Dark Energy

In physical cosmology and astronomy, dark energy is a hypothetical form of energy that permeates all of space and tends to accelerate the expansion of the universe. Dark energy is the most accepted hypothesis to explain observations since the 1990s that indicate that the universe is expanding at an accelerating rate. According to the Planck mission team, and based on the standard model of cosmology, the total mass–energy of the universe contains 4.9% ordinary matter, 26.8% dark matter and 68.3% dark energy.
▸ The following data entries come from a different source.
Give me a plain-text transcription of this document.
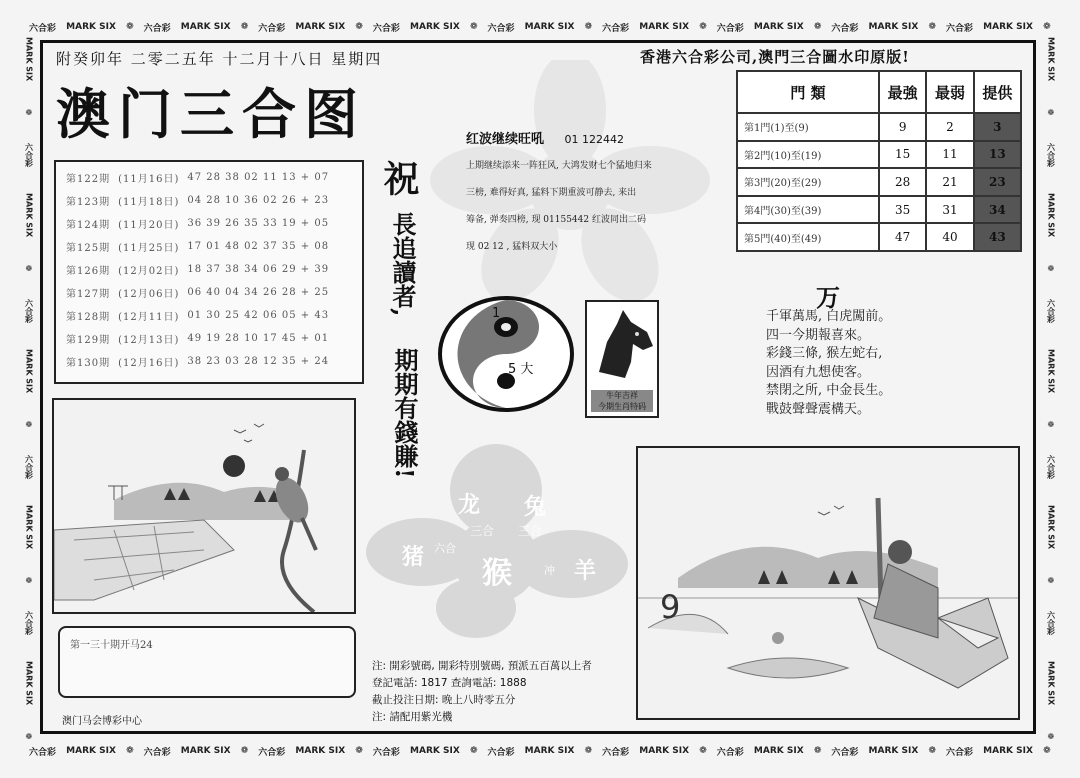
六合彩 MARK SIX ❁ 六合彩 MARK SIX ❁ 六合彩 MARK SIX ❁ 六合彩 MARK SIX ❁ 六合彩 MARK SIX ❁ 六合彩 MARK SIX ❁ 六合彩 MARK SIX ❁ 六合彩 MARK SIX ❁ 六合彩 MARK SIX ❁
六合彩 MARK SIX ❁ 六合彩 MARK SIX ❁ 六合彩 MARK SIX ❁ 六合彩 MARK SIX ❁ 六合彩 MARK SIX ❁ 六合彩 MARK SIX ❁ 六合彩 MARK SIX ❁ 六合彩 MARK SIX ❁ 六合彩 MARK SIX ❁
MARK SIX
❁
六合彩
MARK SIX
❁
六合彩
MARK SIX
❁
六合彩
MARK SIX
❁
六合彩
MARK SIX
❁
MARK SIX
❁
六合彩
MARK SIX
❁
六合彩
MARK SIX
❁
六合彩
MARK SIX
❁
六合彩
MARK SIX
❁
附癸卯年 二零二五年 十二月十八日 星期四
澳门三合图
香港六合彩公司,澳門三合圖水印原版!
第122期	(11月16日)	47 28 38 02 11 13 + 07
第123期	(11月18日)	04 28 10 36 02 26 + 23
第124期	(11月20日)	36 39 26 35 33 19 + 05
第125期	(11月25日)	17 01 48 02 37 35 + 08
第126期	(12月02日)	18 37 38 34 06 29 + 39
第127期	(12月06日)	06 40 04 34 26 28 + 25
第128期	(12月11日)	01 30 25 42 06 05 + 43
第129期	(12月13日)	49 19 28 10 17 45 + 01
第130期	(12月16日)	38 23 03 28 12 35 + 24
祝
長追讀者,
期期有錢賺!
红波继续旺吼 01 122442
上期继续添来一阵狂风, 大鸿发财七个猛地归来
三榜, 难得好真, 猛料下期重波可静去, 来出
筹备, 弹奏四榜, 现 01155442 红波同出二码
现 02 12 , 猛料双大小
1
5 大
牛年吉祥
今期生肖特码
門 類	最強	最弱	提供
第1門(1)至(9)	9	2	3
第2門(10)至(19)	15	11	13
第3門(20)至(29)	28	21	23
第4門(30)至(39)	35	31	34
第5門(40)至(49)	47	40	43
万
千軍萬馬, 白虎闖前。
四一今期報喜來。
彩錢三條, 猴左蛇右,
因酒有九想使客。
禁閉之所, 中金長生。
戰鼓聲聲震構天。
第一三十期开马24
澳门马会博彩中心
龙 兔
三合 三合
猪 六合
猴	冲 羊
注: 開彩號碼, 開彩特別號碼, 預派五百萬以上者
登記電話: 1817 查詢電話: 1888
截止投注日期: 晚上八時零五分
注: 請配用紫光機
9
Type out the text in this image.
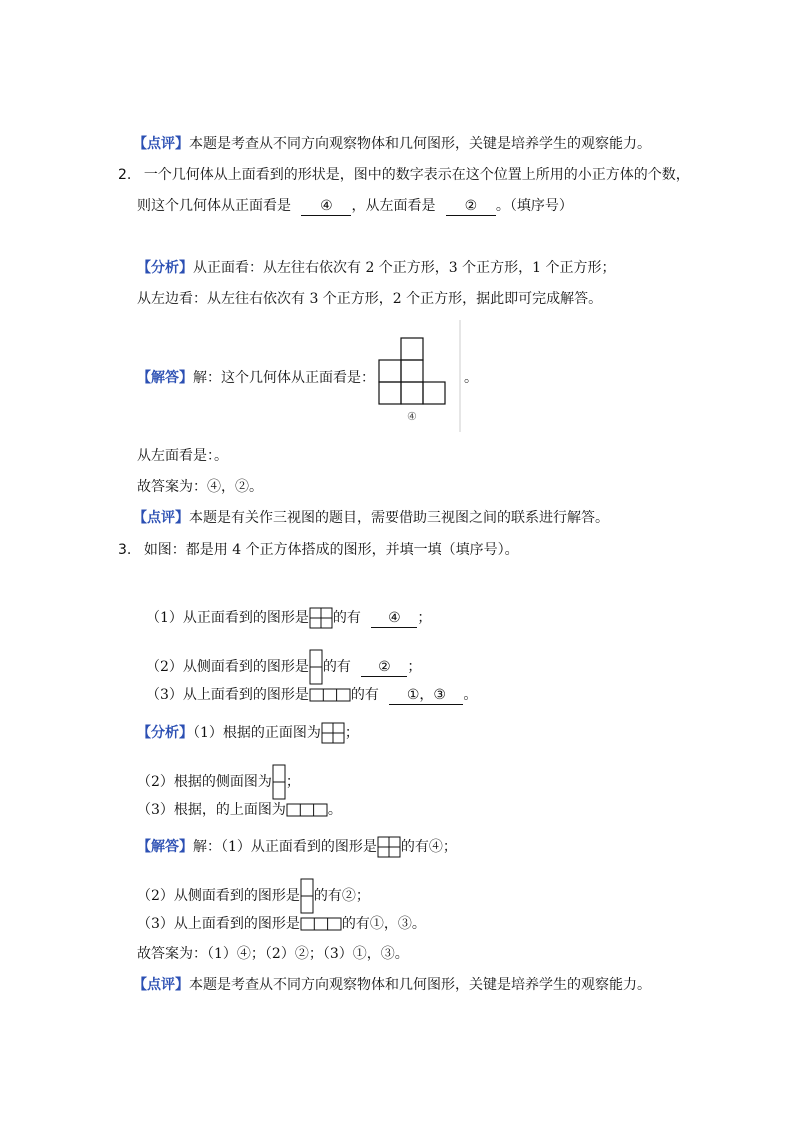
【点评】本题是考查从不同方向观察物体和几何图形，关键是培养学生的观察能力。
2. 一个几何体从上面看到的形状是，图中的数字表示在这个位置上所用的小正方体的个数，
则这个几何体从正面看是 ④ ，从左面看是 ② 。（填序号）
【分析】从正面看：从左往右依次有 2 个正方形，3 个正方形，1 个正方形；
从左边看：从左往右依次有 3 个正方形，2 个正方形，据此即可完成解答。
【解答】解：这个几何体从正面看是：
④
。
从左面看是：。
故答案为：④，②。
【点评】本题是有关作三视图的题目，需要借助三视图之间的联系进行解答。
3. 如图：都是用 4 个正方体搭成的图形，并填一填（填序号）。
（1）从正面看到的图形是 的有 ④ ；
（2）从侧面看到的图形是 的有 ② ；
（3）从上面看到的图形是	的有 ①，③ 。
【分析】（1）根据的正面图为 ；
（2）根据的侧面图为 ；
（3）根据，的上面图为	。
【解答】解：（1）从正面看到的图形是 的有④；
（2）从侧面看到的图形是 的有②；
（3）从上面看到的图形是	的有①，③。
故答案为：（1）④；（2）②；（3）①，③。
【点评】本题是考查从不同方向观察物体和几何图形，关键是培养学生的观察能力。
Two proposed forms for dark energy are the cosmological constant, a constant energy density filling space homogeneously, and scalar fields such as quintessence or moduli, dynamic quantities whose energy density can vary in time and space. Contributions from scalar fields that are constant in space are usually also included in the cosmological constant. The cosmological constant is physically equivalent to vacuum energy. Scalar fields which do change in space can be difficult to distinguish from a cosmological constant because the change may be extremely slow.
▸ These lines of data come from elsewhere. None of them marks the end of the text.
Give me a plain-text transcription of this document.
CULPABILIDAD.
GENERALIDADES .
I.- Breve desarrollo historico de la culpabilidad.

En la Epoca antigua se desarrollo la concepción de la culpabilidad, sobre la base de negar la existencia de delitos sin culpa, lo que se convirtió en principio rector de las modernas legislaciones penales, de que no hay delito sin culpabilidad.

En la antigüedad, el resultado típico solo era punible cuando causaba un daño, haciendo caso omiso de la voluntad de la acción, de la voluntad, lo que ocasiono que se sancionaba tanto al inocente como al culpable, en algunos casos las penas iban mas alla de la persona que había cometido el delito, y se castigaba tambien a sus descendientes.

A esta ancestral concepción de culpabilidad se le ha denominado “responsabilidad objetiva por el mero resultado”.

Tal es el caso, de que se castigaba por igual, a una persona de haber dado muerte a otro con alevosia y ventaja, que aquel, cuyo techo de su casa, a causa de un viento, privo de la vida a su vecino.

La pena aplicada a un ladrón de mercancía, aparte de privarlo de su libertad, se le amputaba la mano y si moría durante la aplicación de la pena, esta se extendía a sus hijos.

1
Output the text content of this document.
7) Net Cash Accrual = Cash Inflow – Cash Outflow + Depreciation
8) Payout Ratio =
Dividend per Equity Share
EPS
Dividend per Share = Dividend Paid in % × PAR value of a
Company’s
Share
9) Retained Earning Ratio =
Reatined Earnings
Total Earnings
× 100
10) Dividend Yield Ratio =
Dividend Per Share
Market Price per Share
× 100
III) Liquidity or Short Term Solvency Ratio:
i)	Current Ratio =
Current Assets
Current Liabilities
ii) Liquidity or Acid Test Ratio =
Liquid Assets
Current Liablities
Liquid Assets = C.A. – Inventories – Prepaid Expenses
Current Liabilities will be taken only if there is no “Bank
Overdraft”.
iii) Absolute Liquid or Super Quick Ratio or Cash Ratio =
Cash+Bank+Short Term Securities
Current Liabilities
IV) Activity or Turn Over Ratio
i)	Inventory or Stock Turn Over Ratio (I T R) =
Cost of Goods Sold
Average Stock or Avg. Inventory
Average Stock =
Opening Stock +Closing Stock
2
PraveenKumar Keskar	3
High-precision measurements of the expansion of the universe are required to understand how the expansion rate changes over time. In general relativity, the evolution of the expansion rate is parameterized by the cosmological equation of state (the relationship between temperature, pressure, and combined matter, energy, and vacuum energy density for any region of space). Measuring the equation of state for dark energy is one of the biggest efforts in observational cosmology today.

Adding the cosmological constant to cosmology's standard FLRW metric leads to the Lambda-CDM model, which has been referred to as the "standard model" of cosmology because of its precise agreement with observations. Dark energy has been used as a crucial ingredient in a recent attempt to formulate a cyclic model for the universe.